La decima edizione delle Solti Peretti Répétiteurs Masterclasses, come di consueto realizzata in  collaborazione con la Georg Solti Accademia di Bel Canto, si concluderà con un concerto per cinque pianoforti e sei cantanti incentrato sul repertorio del ‘bel canto’, nel suggestivo scenario della Sala degli Arazzi della Fondazione Giorgio Cini.

Le Solti Peretti Répétiteurs Masterclass, uniche nel loro genere, offrono a sei eccezionali pianisti un periodo di studio intensivo con alcuni dei più preparati répétiteurs contemporanei. Le abilità di un bravo répétiteur non devono essere sottovalutate, né può esserlo il suo ruolo nella vita e nella carriera di un cantante.

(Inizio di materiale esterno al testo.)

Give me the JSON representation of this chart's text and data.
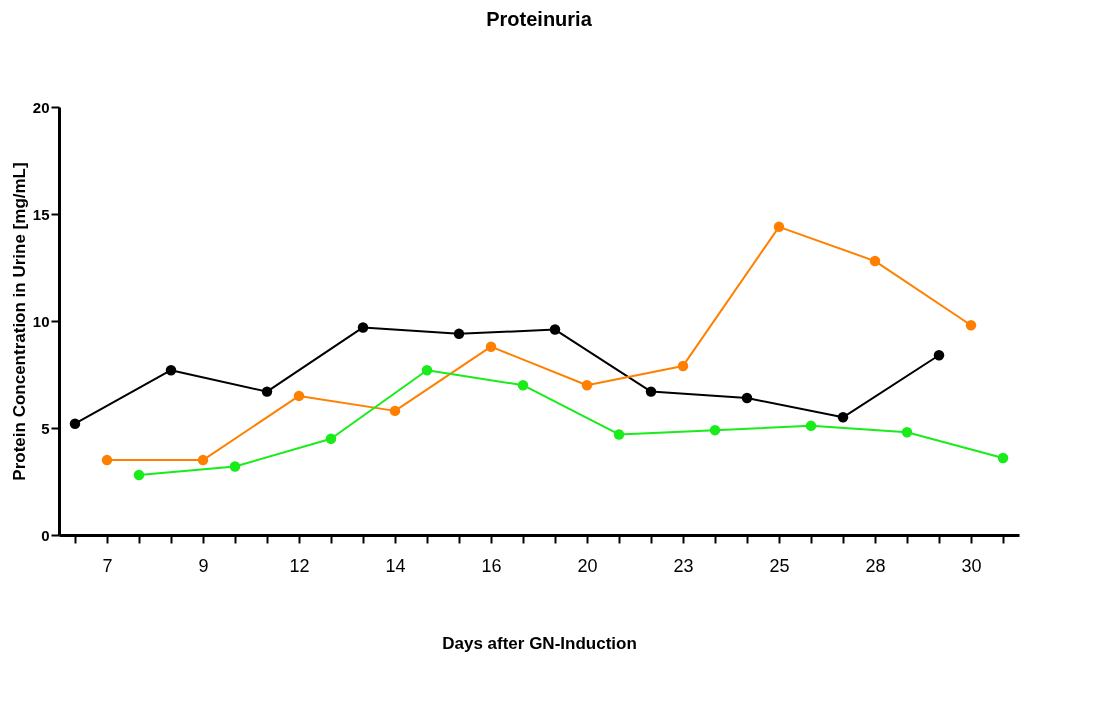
{
  "chart_data": {
    "type": "line",
    "title": "Proteinuria",
    "xlabel": "Days after GN-Induction",
    "ylabel": "Protein Concentration in Urine [mg/mL]",
    "categories": [
      null,
      "7",
      null,
      null,
      "9",
      null,
      null,
      "12",
      null,
      null,
      "14",
      null,
      null,
      "16",
      null,
      null,
      "20",
      null,
      null,
      "23",
      null,
      null,
      "25",
      null,
      null,
      "28",
      null,
      null,
      "30",
      null
    ],
    "series": [
      {
        "color": "#000000",
        "values": [
          5.2,
          null,
          null,
          7.7,
          null,
          null,
          6.7,
          null,
          null,
          9.7,
          null,
          null,
          9.4,
          null,
          null,
          9.6,
          null,
          null,
          6.7,
          null,
          null,
          6.4,
          null,
          null,
          5.5,
          null,
          null,
          8.4,
          null,
          null
        ]
      },
      {
        "color": "#ff8000",
        "values": [
          null,
          3.5,
          null,
          null,
          3.5,
          null,
          null,
          6.5,
          null,
          null,
          5.8,
          null,
          null,
          8.8,
          null,
          null,
          7.0,
          null,
          null,
          7.9,
          null,
          null,
          14.4,
          null,
          null,
          12.8,
          null,
          null,
          9.8,
          null
        ]
      },
      {
        "color": "#1aeb1a",
        "values": [
          null,
          null,
          2.8,
          null,
          null,
          3.2,
          null,
          null,
          4.5,
          null,
          null,
          7.7,
          null,
          null,
          7.0,
          null,
          null,
          4.7,
          null,
          null,
          4.9,
          null,
          null,
          5.1,
          null,
          null,
          4.8,
          null,
          null,
          3.6
        ]
      }
    ],
    "ylim": [
      0,
      20
    ],
    "yticks": [
      0,
      5,
      10,
      15,
      20
    ],
    "grid": false,
    "marker": "circle",
    "line_style": "solid"
  }
}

Essi sono i factotum per eccellenza del mondo musicale, l’alleato chiave che permette all’artista il raggiungimento dell’apice della performance. Non a caso, molti di loro sono diventati tra i migliori direttori del mondo: Solti, Pappano, Gergiev e Muti, giusto per citarne alcuni. Nel corso della sua attività, la Georg Solti Accademia si è costruita una reputazione di professionalità, disciplina rigorosa e attenzione per i dettagli. Gli stessi valori che Sir Georg Solti ha coltivato nell’intero arco della sua vita. Alla sua memoria e nello spirito della sua testimonianza cantanti come Mirella Freni, Kiri Te Kanawa, José Carreras, Leo Nucci, Luciana Serra, Daniela Dessi, Frederica von Stade, Mariella Devia, omas Allen e Angela Gheorghiu, con i quali Solti ha lavorato, hanno accettato di collaborare con l’Accademia, restituendo alle nuove generazioni ciò che hanno appreso quando erano giovani artisti.